I've been thinking about how the counters should actually be accessed. Currently it can be done 'direct', or via an 'access daemon'.
First, background stuff Jan already knows but I'm just learning:
The per-core performance counters are read with the assembly command 'rdmsr'. 'rdmsr' is a privileged instruction that can only be issued when in "Ring 0" (kernel mode). The kernel module 'msr' creates /proc files that can be used to execute this command on behalf of "Ring 3" (user mode) processes . The whole CPU 'uncore' functions are accessed as part of the memory-mapped PCI space, which can also be accessed under /proc.
The direct mode is problematic for the Marker API because of the permissions required to access the MSR registers and PCI space. A thread/process needs to be running as root, and in addition needs to have CAP_SYS_RAWIO set ('man capabilities' for details). While this may be reasonable for a single program like likwid-perfctr, it's not possible for a user without root permissions to do this.
The alternative is to use a properly anointed daemon to do the reading on behalf of the client. This way, only a single daemon needs to be setuid root and setcap CAP_SYS_RAWIO. While still a security concern, setting up a single simple program this way is simpler and safer than setting up each program that is to be instrumented.
My current thinking is that Markers should do away with the 'direct' mode, and always use the access daemon. While at it, perhaps this can be done for the rest of the Likwid suite. This way there is only one code path that needs to be maintained, and only one program running with potentially dangerous permissions.
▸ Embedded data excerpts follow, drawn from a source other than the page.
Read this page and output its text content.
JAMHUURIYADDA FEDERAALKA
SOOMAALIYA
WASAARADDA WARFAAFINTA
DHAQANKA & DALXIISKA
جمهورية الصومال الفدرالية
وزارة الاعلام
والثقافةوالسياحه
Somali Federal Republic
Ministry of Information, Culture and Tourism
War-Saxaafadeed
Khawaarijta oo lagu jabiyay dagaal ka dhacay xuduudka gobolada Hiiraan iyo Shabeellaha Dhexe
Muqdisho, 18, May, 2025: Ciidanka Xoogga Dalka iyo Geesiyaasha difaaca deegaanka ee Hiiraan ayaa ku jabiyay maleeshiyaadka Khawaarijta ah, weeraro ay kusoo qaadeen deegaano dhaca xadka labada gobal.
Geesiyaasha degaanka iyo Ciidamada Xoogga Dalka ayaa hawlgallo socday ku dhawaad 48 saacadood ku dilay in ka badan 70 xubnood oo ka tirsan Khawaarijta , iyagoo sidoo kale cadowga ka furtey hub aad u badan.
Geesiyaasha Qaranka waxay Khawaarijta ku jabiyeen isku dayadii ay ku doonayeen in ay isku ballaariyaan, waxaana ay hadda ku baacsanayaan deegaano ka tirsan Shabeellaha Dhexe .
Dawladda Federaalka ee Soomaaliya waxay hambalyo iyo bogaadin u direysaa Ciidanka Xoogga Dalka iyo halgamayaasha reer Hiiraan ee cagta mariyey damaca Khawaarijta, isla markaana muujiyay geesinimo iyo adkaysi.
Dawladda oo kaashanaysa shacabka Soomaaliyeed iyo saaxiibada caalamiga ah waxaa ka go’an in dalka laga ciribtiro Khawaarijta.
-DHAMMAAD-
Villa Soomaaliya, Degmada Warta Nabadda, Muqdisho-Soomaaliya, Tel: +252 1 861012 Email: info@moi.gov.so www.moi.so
My main worry would be the accuracy of readings. The lag between sending a 'read counters' request and it actually happening might make it impossible to measure small segments. On the other hand, the reading is already intermediated by the kernel so perhaps this won't be much worse. One partial solution would be to do RDTSC type readings locally, so at least the total time is correct.
If one did move to this approach, it might be worth using a more standard protocol for access. HTTP is supported by GLib's 'libsoup', and might work well, or 0mq/nanomsg could be used if higher performance or asynchronous connections are needed. Using a standard protocol would have the side benefit of letting measurements be taken for non-compiled languages.
Are there reasons I'm missing that direct mode is still needed?
ps. An alternative that might be worth considering is to skip the daemon and instead do it as a kernel module. Considering how close to the metal Likwid has to operate, I occasionally think this might end up being simpler. It certainly would provide a good separation between 'client' and 'server'.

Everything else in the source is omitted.